Step 2: Formal Written Warning
If the employee does not promptly correct any performance, conduct or attendance issues that were identified in Step 1, a written warning will become formal documentation of the performance, conduct, or attendance issues and consequences. The employee will sign a copy of the document to acknowledge receipt and understanding of the formal warning. During Step 2, the immediate supervisor and HR representative will meet with the employee to review any additional incidents or information about the performance, conduct or attendance issues as well as
any prior relevant corrective action plans. Management will outline the consequences for the employee of his or her continued failure to meet performance or conduct expectations.

A formal performance improvement plan (PIP) requiring the employee’s immediate and sustained corrective action will be issued after a Step 2 meeting. A warning outlining that the employee may be subject to additional discipline up to and including termination if immediate and sustained corrective action is not taken may also be included in the written warning.

Step 3: Suspension and Final Written Warning
There may be performance, conduct, or safety incidents so problematic and harmful that the most effective action may be the temporary removal of the employee from the workplace. When immediate action is necessary to ensure the safety of the employee or others, the immediate supervisor may suspend the employee pending the results of an investigation. Suspensions that are recommended as part of the normal progression of this progressive discipline policy and procedure are subject to approval from a next-level manager and HR.

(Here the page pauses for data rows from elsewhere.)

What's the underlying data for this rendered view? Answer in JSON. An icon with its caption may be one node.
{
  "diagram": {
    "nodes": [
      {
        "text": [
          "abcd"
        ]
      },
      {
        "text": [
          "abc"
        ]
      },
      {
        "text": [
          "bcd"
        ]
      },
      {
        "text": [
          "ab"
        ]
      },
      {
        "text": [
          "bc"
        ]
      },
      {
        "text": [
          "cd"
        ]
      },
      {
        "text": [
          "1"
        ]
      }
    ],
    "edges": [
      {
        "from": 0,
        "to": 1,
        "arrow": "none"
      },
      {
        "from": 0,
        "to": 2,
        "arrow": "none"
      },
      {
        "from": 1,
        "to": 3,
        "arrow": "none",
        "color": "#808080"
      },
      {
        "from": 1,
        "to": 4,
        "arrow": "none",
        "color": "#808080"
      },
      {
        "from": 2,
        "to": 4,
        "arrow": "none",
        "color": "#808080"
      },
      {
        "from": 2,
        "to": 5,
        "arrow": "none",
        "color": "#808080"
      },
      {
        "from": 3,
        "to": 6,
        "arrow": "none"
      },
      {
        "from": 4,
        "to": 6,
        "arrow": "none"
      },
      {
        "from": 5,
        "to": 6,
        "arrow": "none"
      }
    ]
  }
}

Step 4: Recommendation for Termination of Employment
The last step in the progressive discipline procedure is a recommendation to terminate employment. Generally, CAST AI will try to exercise the progressive nature of this policy by first providing warnings, a final written warning or suspension from the workplace before proceeding to a recommendation to terminate employment. However, CAST AI reserves the right to combine and skip steps depending on the circumstances of
each situation and the nature of the offense. Furthermore, employees may be terminated without prior notice or disciplinary action.
Management’s recommendation to terminate employment must be approved by HR and the supervisor’s immediate manager.

Performance and Conduct Issues Not Subject to Progressive Discipline Behavior that is illegal is not subject to progressive discipline, and such behavior may be reported to local law enforcement authorities. Theft, substance abuse, intoxication, fighting and other acts of violence at work are grounds for immediate termination.